Whew! This chapter took much longer to process than I had anticipated. It was mainly because I had to stop every few pages to revisit a concept in linear algebra or probability. So I’m listing out those concepts below in the hope that it will be helpful to anyone attempting this chapter.
- Vector subspaces (the column space, row space, nullspace and left nullspace), their dimensions, and the orthogonality relationships between them.
- Expectation and variance of a random variable and the relationship between them (via the second moment).
- Using Jacobians and first-order approximations.
- Covariance matrices as a measure of uncertainty.
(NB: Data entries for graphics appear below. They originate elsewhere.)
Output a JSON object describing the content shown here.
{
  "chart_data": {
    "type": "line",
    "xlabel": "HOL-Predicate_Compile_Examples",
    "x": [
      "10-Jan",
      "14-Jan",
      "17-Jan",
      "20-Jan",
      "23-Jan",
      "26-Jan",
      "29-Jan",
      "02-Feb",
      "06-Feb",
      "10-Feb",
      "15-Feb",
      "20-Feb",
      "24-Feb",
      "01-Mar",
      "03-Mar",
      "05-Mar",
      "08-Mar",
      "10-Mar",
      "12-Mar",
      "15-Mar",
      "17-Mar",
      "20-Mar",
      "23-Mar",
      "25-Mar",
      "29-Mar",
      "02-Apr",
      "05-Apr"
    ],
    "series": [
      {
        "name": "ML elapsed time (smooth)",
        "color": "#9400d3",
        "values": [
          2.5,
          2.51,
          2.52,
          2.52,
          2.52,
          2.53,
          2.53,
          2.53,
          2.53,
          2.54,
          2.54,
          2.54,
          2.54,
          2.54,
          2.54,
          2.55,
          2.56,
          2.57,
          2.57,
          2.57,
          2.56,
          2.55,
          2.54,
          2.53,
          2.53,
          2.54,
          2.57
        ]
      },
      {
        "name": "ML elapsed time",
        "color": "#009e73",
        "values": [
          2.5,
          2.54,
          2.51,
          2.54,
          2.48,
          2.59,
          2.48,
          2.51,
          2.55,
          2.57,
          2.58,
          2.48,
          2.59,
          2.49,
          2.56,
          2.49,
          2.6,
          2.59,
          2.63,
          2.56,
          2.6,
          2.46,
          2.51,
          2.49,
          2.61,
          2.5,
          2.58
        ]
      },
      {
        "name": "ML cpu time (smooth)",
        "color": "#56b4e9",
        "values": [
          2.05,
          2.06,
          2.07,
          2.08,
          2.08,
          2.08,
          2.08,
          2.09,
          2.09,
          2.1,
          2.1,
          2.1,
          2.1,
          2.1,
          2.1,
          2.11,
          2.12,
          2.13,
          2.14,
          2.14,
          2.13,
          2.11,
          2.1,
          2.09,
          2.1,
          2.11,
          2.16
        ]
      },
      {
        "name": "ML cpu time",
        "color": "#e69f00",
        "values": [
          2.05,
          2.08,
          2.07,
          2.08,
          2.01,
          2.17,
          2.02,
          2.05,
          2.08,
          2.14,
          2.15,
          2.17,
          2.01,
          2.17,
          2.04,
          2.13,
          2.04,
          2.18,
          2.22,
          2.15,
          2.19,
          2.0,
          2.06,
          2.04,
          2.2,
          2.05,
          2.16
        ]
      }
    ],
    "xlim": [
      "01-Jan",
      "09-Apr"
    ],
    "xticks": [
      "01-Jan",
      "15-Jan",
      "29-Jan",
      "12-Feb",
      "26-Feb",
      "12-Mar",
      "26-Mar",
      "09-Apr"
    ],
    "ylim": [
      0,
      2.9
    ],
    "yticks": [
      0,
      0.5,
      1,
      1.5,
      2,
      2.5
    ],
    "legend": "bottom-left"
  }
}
- Generalized least squares.
- Multivariate normal distributions, especially anisotropic ones.
Chapter 12 of the book “Introduction to Linear Algebra” by Gilbert Strang is pretty useful for the last three concepts.
Apart from the exercise solutions, there are some notes/proofs that I would like to provide to clarify some of the matter in the text.
Derivation of RMS residual and estimation errors.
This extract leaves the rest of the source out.